How to measure angles?  Classically we would use a clinometer, a forestry instrument costing $190.  However, the free app SpyGlass on an iPhone provides a great and amazingly precise way to measure such angles.  In the example of the heads-up display shown below, the angle to the base is -2° and that to the top is 41°.  Would the tree reach you if it fell toward you?

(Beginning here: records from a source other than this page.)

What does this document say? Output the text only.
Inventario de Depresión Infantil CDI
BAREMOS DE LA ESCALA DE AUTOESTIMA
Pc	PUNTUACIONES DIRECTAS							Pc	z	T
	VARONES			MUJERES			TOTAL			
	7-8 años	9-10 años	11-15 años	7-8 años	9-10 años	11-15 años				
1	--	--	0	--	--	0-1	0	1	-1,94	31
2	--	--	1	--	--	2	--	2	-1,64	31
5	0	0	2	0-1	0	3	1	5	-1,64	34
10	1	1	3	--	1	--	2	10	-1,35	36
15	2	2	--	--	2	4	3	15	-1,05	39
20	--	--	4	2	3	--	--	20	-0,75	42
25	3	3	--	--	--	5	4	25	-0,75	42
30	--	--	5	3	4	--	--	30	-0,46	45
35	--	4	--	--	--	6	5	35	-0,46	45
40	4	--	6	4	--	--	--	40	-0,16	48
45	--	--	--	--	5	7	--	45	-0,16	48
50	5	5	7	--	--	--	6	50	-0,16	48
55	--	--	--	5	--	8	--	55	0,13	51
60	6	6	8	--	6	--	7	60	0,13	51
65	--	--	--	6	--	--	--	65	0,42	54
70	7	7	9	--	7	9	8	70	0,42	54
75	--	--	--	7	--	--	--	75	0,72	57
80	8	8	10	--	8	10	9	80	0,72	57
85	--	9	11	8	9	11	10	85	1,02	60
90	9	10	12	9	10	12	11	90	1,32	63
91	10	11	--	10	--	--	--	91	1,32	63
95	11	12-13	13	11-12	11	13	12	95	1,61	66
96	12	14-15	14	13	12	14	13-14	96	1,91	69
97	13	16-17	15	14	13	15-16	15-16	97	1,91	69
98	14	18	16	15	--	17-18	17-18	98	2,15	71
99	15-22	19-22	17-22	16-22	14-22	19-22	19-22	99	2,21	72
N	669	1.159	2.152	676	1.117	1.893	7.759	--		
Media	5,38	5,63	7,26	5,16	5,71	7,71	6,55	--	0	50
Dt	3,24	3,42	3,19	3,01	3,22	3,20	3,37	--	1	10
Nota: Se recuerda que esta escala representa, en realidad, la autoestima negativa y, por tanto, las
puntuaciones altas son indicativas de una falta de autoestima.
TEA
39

Precise measurement of the angle to a tree base using the free iPhone app SpyGlass. A = -2°.
Precise measurement of the angle to a tree top using the free iPhone app SpyGlass. A’ = 41°.

Inspection hints and tips

Here are some tools often used in hazard tree inspection:

  • Forms (inspection and failure report forms)
  • Site maps
  • Compass (for mapping)
  • Diameter tape (to measure DBH)
  • Measuring tape (100′ or so)
  • Clinometer (to measure tree height)
  • Tree tags and nails (aluminum)
  • Pulaski (see sidebar)
  • Hatchet
  • Camera (for important trees)
  • Binoculars
  • Cordless drill (see sidebar)
  • Increment borer
  1. Work the site in a logical, consistent sequence so that tree numbers are in a logical sequence that can be followed later.
  2. Assess and rate the target for each tree. If the tree would not hit a target, ignore it.
  3. Look at the tree from 2-3 perspectives, close and far and all around. When you are learning, it will help to go through each defect and decide if it applies.
  4. Also based on indicators (wound, bird cavity, sounding, etc.), you may need to increment core or drill the tree to assess internal stem decay. At a minimum you should have 1/3 of radius left sound (sound shell). Use DBH/2 to get radius, not the core.  See Hazard Tree Defects for details.
  5. Calculate the rating. In some cases, you may feel the rating does not accurately reflect the hazard of the tree. Tree inspection and hazard rating are a combination of science and art: do what experience and sound judgment tell you is right, but make notes about what you do.